San Francisco A Pioneer In Hiring Gays As Police

SAN FRANCISCO - Mitch Grobeson patrols the streets of San Francisco with a soul stretched between two worlds. He's a cop. And he's gay.

It's Friday night in the Mission District, the gay and lesbian Tenderloin. This is Grobeson's beat from sundown to dawn - drug busts to drunk tanks, robberies to hate crimes, chasing down men bashing men in dark parks because of their sexual choice.

Ahead of Grobeson is a burly man strutting his stuff in black fishnet hose, a Mae West wig and blue eyeshadow, blending in perfectly on a sidewalk overflowing with excess, flourishing amid San Francisco's famed tolerance.

"Welcome to the Castro," says Grobeson as he walks through what is perhaps the most famous gay neighborhood in the world, a setting that has become a testing ground for how well two politically powerful forces in a major city - gays and the police department - can work together.

San Francisco's Police Department now includes more than 150 officers who identify themselves as gay. But in most cities throughout the country, the coming out of gay and lesbian officers is still a likely invitation for harassment and discrimination from within the department.

"That's not something that's going to be very easily accepted - it's not going to be a 90-day quick fix," Minneapolis Police Chief John Laux said last month in appealing for more understanding between gays and his department.

While some police departments, such as Los Angeles, still raid gay bars in hopes of arresting men for sodomy, San Francisco has been aggressively recruiting gays and lesbians to join its 1,700-member force for 10 years. The department has developed a mandatory sensitivity-training course for recruits. A lesbian sits on the city's police-civilian review board to make sure police brutality against gays and lesbians isn't overlooked.

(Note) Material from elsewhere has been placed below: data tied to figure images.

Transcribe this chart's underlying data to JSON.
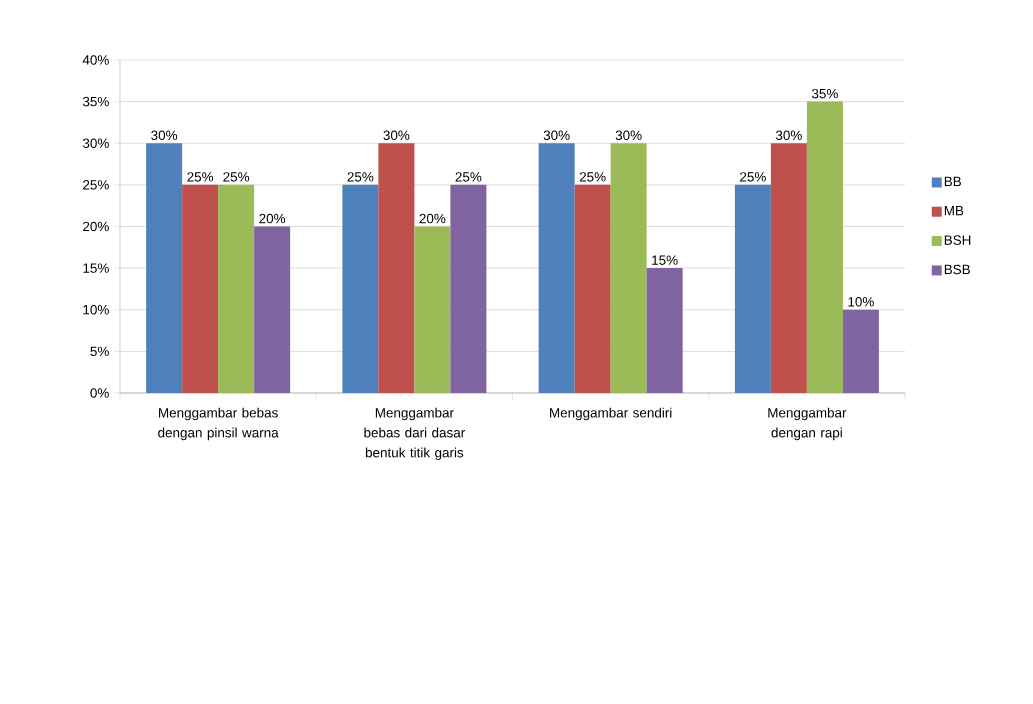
{
  "chart_data": {
    "type": "bar",
    "categories": [
      "Menggambar bebas dengan pinsil warna",
      "Menggambar bebas dari dasar bentuk titik garis",
      "Menggambar sendiri",
      "Menggambar dengan rapi"
    ],
    "series": [
      {
        "name": "BB",
        "color": "#4f81bd",
        "values": [
          30,
          25,
          30,
          25
        ],
        "value_labels": [
          "30%",
          "25%",
          "30%",
          "25%"
        ]
      },
      {
        "name": "MB",
        "color": "#c0504d",
        "values": [
          25,
          30,
          25,
          30
        ],
        "value_labels": [
          "25%",
          "30%",
          "25%",
          "30%"
        ]
      },
      {
        "name": "BSH",
        "color": "#9bbb59",
        "values": [
          25,
          20,
          30,
          35
        ],
        "value_labels": [
          "25%",
          "20%",
          "30%",
          "35%"
        ]
      },
      {
        "name": "BSB",
        "color": "#8064a2",
        "values": [
          20,
          25,
          15,
          10
        ],
        "value_labels": [
          "20%",
          "25%",
          "15%",
          "10%"
        ]
      }
    ],
    "ylim": [
      0,
      40
    ],
    "yticks": [
      {
        "value": 0,
        "label": "0%"
      },
      {
        "value": 5,
        "label": "5%"
      },
      {
        "value": 10,
        "label": "10%"
      },
      {
        "value": 15,
        "label": "15%"
      },
      {
        "value": 20,
        "label": "20%"
      },
      {
        "value": 25,
        "label": "25%"
      },
      {
        "value": 30,
        "label": "30%"
      },
      {
        "value": 35,
        "label": "35%"
      },
      {
        "value": 40,
        "label": "40%"
      }
    ],
    "grid": "y",
    "legend": "right"
  }
}
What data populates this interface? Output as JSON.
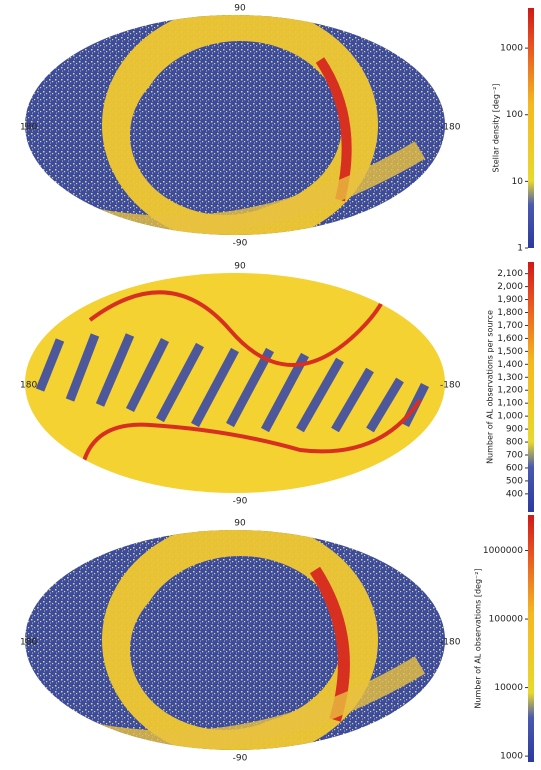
{
  "chart_data": [
    {
      "type": "skymap",
      "lat_ticks": [
        90,
        -90
      ],
      "lon_ticks": [
        180,
        -180
      ],
      "colorbar_label": "Stellar density [deg⁻²]",
      "colorbar_scale": "log",
      "ylim": [
        1,
        4000
      ],
      "yticks": [
        1,
        10,
        100,
        1000
      ]
    },
    {
      "type": "skymap",
      "lat_ticks": [
        90,
        -90
      ],
      "lon_ticks": [
        180,
        -180
      ],
      "colorbar_label": "Number of AL observations per source",
      "colorbar_scale": "linear",
      "ylim": [
        260,
        2190
      ],
      "yticks": [
        400,
        500,
        600,
        700,
        800,
        900,
        {
          "value": 1000,
          "label": "1,000"
        },
        {
          "value": 1100,
          "label": "1,100"
        },
        {
          "value": 1200,
          "label": "1,200"
        },
        {
          "value": 1300,
          "label": "1,300"
        },
        {
          "value": 1400,
          "label": "1,400"
        },
        {
          "value": 1500,
          "label": "1,500"
        },
        {
          "value": 1600,
          "label": "1,600"
        },
        {
          "value": 1700,
          "label": "1,700"
        },
        {
          "value": 1800,
          "label": "1,800"
        },
        {
          "value": 1900,
          "label": "1,900"
        },
        {
          "value": 2000,
          "label": "2,000"
        },
        {
          "value": 2100,
          "label": "2,100"
        }
      ]
    },
    {
      "type": "skymap",
      "lat_ticks": [
        90,
        -90
      ],
      "lon_ticks": [
        180,
        -180
      ],
      "colorbar_label": "Number of AL observations [deg⁻²]",
      "colorbar_scale": "log",
      "ylim": [
        820,
        3300000
      ],
      "yticks": [
        1000,
        10000,
        100000,
        1000000
      ]
    }
  ]
}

"The message is that it's OK to hate me and OK to hate my lifestyle in your private life, but the minute you put on that uniform it is not OK to discriminate," said Grobeson, 32.

Grobeson's career was destroyed in Los Angeles only to be resurrected in a San Francisco department willing to accept someone based on performance instead of lifestyle.

He had worked one of the toughest neighborhoods in the country, south-central Los Angeles, as a sergeant supervising a patrol team, earning commendations for bravery.

But "hundreds of officers would hear my calls on the radio and I'd get no backup because I was gay," he said. "When Rock Hudson was dying, they hung up his poster on my locker. In one year, they hung 48 anti-gay banners signed by cops. I was the president of my recruiting class and graduated No. 1. And they told me I had to see a psychologist because I was sick."

Grobeson was the first openly gay officer in the LAPD, coming out in 1985. After three years of harassment, he left and headed to San Francisco, where he joined the force after 18 months of unemployment, taking a $30,000 pay cut. "Being a cop is what I'm all about. I proved it there and I'm proving it here," he said.

"I don't care if they're black, white, pink or polka dot," said Sgt. Dan Linehan, Grobeson's blunt supervisor. "I don't care what sex they are or who they like to have sex with. The bottom line to me is competency. That's what I ask when he or she gets into the squad. There are straight cops who can't do the job just like there are gay and lesbian cops who can't do the job. And there are all those kinds of people who can do the job.

"When women first came on the force 15, 16 years ago, guys were very suspicious of working with a woman because they wondered if she could do the job and defend her partner. But I've never heard anybody say that about working with a gay cop. I think it's been harder on women, personally. I don't think a cop is gonna mind working with a cop who's 6-foot-5 and 210 pounds and happens to be gay - as long as that guy is capable of saving his partner's life. Grobeson can take care of himself."

For eight hours, Lea Militello puts San Francisco police recruits through some very uncomfortable moments.

She asks the recruits to come up with every stereotype they can think of to describe gays and lesbians. "I dare them to try to describe something I haven't heard. They can't think of one I haven't heard.

"Then I ask how many think those terms should be used.

"There's silence. Then it's my turn. I tell them that while it's perfectly all right to have these kinds of feelings in their private life, they must leave those feelings at home and do the job the uniform represents.

"The idea is to demystify homosexuality. The recruits ask everything from what we do in bed - does anal sex hurt? - to being part of the community. A drag queen, a transvestite, corporate women who're lesbians, a lesbian grandmother - everybody from A to Z in the gay and lesbian community is brought in. It makes a difference. You see some people change in a short period of time. Not all, but some."

Militello is now the department's liaison for gay and lesbian officers. Her office is directly across the hall from the chief's, and she doesn't have to thread her way through gatekeepers for an audience.

This year, the chief rode in the city's Gay Pride Day parade, and gay and lesbian officers were allowed to march in their uniforms on city time.

"I think it shows we're out there doing the job," Militello said.